Denis Falque et Didier Convard
Denis Falque et Didier Convard

Didier Convard est un scénariste confiant. Quand il aime, il le montre. Il en va ainsi de sa collaboration avec Denis Falque : un jeune dessinateur qu'on lui proposa pour illustrer les parties contemporaines de son best-seller Le Triangle Secret. Après le succès de cette excellente saga ésotérique et de sa suite I.N.R.I. (avant une troisième saison à venir : Les Gardiens du Sang ), Convard et Falque signent ensemble leur première série en duo : Le Protocole (Glénat). Rencontre avec un scénariste de tout premier rang et un jeune dessinateur aussi efficace que prolifique à l'occasion de la parution du premier tome du Protocole du Tueur

Didier, avec Le Tueur à la ficelle, premier tome du Protocole du Tueur, tu imagines l'histoire d'un serial killer dans une ville bourgeoise de province en t'amusant à mettre en scène différents protagonistes impliqués dans une histoire sordide…

Didier Convard  : Tu décris bien la base de mon scénario, même si ce n'est pas que cela… En effet, tu décris la situation que je montre dans le tome 1. Il faut préciser que cette série sera faite de diptyques : Le Protocole du Tueur sera un livre en deux chapitres, suivi de deux autres diptyques qui s'intituleront Le Protocole du Fou et Le Protocole de Dieu. Le Protocole étant le titre générique de la série, avec des personnages récurrents. Cela se passe dans une ville imaginaire que Denis a créé graphiquement, dont on ne précise pas le nom. C'est un récit qui touche les notables, qui prend ses racines loin dans le passé - dans un flash-back qui est montré au début de l'histoire et qui reviendra de manière récurrente dans l'histoire. C'est un polar pur, contemporain, urbain, sans un poil d'ésotérisme. Attention : il n'y a pas ici de franc-maçon, d'évêque ou de cagoules [rires] !…

Le Protocole du Tueur 1

Comment t'est venue l'idée de cette histoire ?

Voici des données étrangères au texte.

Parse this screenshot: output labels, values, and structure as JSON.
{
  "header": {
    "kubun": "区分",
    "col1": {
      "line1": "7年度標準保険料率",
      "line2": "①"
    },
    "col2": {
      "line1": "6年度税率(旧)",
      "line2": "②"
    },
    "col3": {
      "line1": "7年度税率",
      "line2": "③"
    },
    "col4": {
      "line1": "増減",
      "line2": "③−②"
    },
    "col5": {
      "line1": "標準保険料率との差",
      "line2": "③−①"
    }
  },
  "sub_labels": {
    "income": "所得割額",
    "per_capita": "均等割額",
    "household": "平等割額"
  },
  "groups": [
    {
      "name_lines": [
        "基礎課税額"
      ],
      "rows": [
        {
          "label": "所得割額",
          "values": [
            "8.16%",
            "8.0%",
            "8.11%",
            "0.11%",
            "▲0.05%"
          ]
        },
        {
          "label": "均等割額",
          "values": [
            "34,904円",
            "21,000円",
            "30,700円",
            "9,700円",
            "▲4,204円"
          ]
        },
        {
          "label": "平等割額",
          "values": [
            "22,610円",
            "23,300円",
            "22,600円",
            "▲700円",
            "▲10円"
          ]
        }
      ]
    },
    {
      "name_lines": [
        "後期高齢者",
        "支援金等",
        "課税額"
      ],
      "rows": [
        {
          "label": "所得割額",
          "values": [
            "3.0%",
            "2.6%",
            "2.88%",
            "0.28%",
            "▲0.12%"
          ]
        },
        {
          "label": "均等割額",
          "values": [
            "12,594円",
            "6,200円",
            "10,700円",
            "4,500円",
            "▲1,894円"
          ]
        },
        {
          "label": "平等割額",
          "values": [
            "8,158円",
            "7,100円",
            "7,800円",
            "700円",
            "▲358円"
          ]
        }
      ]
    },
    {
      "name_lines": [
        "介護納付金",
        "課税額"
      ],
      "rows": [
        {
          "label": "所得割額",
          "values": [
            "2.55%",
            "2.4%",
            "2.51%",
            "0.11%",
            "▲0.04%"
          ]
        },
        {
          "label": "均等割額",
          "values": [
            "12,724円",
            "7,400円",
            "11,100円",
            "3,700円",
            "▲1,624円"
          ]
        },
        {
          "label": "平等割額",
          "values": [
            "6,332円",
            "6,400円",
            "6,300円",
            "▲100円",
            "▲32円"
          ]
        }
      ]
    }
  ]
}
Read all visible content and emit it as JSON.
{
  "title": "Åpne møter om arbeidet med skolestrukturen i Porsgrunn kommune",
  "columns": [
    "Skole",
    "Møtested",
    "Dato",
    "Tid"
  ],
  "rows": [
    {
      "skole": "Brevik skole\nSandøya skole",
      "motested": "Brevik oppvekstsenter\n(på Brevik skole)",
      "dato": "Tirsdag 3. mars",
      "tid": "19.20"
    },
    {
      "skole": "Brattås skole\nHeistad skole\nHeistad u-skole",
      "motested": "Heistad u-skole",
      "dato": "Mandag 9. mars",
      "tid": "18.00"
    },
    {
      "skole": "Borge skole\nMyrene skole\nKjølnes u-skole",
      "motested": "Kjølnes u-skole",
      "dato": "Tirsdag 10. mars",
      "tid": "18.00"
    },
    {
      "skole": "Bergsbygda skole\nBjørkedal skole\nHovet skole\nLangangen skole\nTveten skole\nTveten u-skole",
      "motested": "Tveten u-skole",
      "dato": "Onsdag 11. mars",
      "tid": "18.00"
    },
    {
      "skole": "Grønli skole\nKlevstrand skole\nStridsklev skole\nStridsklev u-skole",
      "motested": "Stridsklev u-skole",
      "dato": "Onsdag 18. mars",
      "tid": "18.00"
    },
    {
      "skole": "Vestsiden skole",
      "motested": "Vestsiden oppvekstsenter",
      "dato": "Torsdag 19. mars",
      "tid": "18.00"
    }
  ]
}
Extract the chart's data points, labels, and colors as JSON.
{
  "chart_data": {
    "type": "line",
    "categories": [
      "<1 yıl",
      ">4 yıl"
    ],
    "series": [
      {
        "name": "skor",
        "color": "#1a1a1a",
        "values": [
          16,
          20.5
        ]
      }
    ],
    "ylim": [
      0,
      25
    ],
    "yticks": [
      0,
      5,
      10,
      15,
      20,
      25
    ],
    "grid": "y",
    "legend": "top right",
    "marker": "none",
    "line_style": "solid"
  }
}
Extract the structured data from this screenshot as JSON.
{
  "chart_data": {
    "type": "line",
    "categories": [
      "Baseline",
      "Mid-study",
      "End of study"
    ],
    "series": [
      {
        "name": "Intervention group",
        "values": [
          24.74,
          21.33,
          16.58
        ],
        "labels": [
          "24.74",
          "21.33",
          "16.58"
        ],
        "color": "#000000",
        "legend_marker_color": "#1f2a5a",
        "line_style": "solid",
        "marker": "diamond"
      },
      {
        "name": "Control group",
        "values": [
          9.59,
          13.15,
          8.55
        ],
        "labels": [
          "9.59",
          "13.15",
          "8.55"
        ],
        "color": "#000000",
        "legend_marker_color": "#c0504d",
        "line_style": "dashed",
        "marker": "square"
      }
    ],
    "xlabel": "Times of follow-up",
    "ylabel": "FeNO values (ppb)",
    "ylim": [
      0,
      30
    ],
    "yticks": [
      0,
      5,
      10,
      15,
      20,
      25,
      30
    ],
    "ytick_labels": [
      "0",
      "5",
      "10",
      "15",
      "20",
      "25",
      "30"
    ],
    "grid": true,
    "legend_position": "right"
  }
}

Didier Convard  : Le Protocole m'est venu à la lecture de plusieurs faits-divers qui ont défrayé la chronique dans les années 85-90. Mais aussi d'affaires impliquant des personnalités en province, comme l'affaire toulousaine où Dominique Baudis était mouillé sans être aucunement impliqué… Plusieurs autres faits également, survenus dans des villes de province, dont certains n'ont pas été très exploités. J'en ai connu en Champagne qui touchaient des notables. Souvent, il s'agissait de rumeurs sans réel fondement… Mais ici, l'histoire débute avec un homme qui tue. C'est pour ces raisons qu'il y a des coupures de presse sur la couverture : tout est venu de ma lecture des quotidiens.

Denis, comment Didier t'a-t-il présenté ce projet ?

Denis Falque  : Je crois que Didier songeait depuis longtemps à un sujet de ce genre. Nous avions envie de continuer à travailler ensemble. Je crois qu'il voulait me donner plus de place - même si j'en avais déjà beaucoup sur Le Triangle Secret et sur I.N.R.I. Et c'est aussi un grand plaisir de travailler ensemble, juste tous les deux.

Didier Convard  : Absolument, on voulait vraiment faire quelque chose tous les deux. Seuls. Que Denis ait ses 54 pages à dessiner, que je lui fasse un scénario rien que pour lui, qu'il soit dans un univers totalement différent. Bien sûr, on retrouve son style - qu'il a maintenant imposé, ce qui est très bien. Je voulais réaliser avec lui des histoires contemporaines qui ne soient pas trop longues, en double chapitre de 108 pages maximum. Des histoires pures, très denses, complexifiées par une narration proche de celle du roman policier…

Pourquoi des histoires courtes en deux tomes ? Vous aviez envie de sortir des grandes sagas ?

Didier Convard  : Oui. Denis aussi je crois. On avait envie de se concentrer… Se lancer dans une grande saga de 7, voire même de 4 tomes, est une entreprise très lourde à tous les niveaux. Écrire une histoire en deux albums est un exercice extrêmement intéressant, parce qu'il faut en permanence condenser et concentrer son récit.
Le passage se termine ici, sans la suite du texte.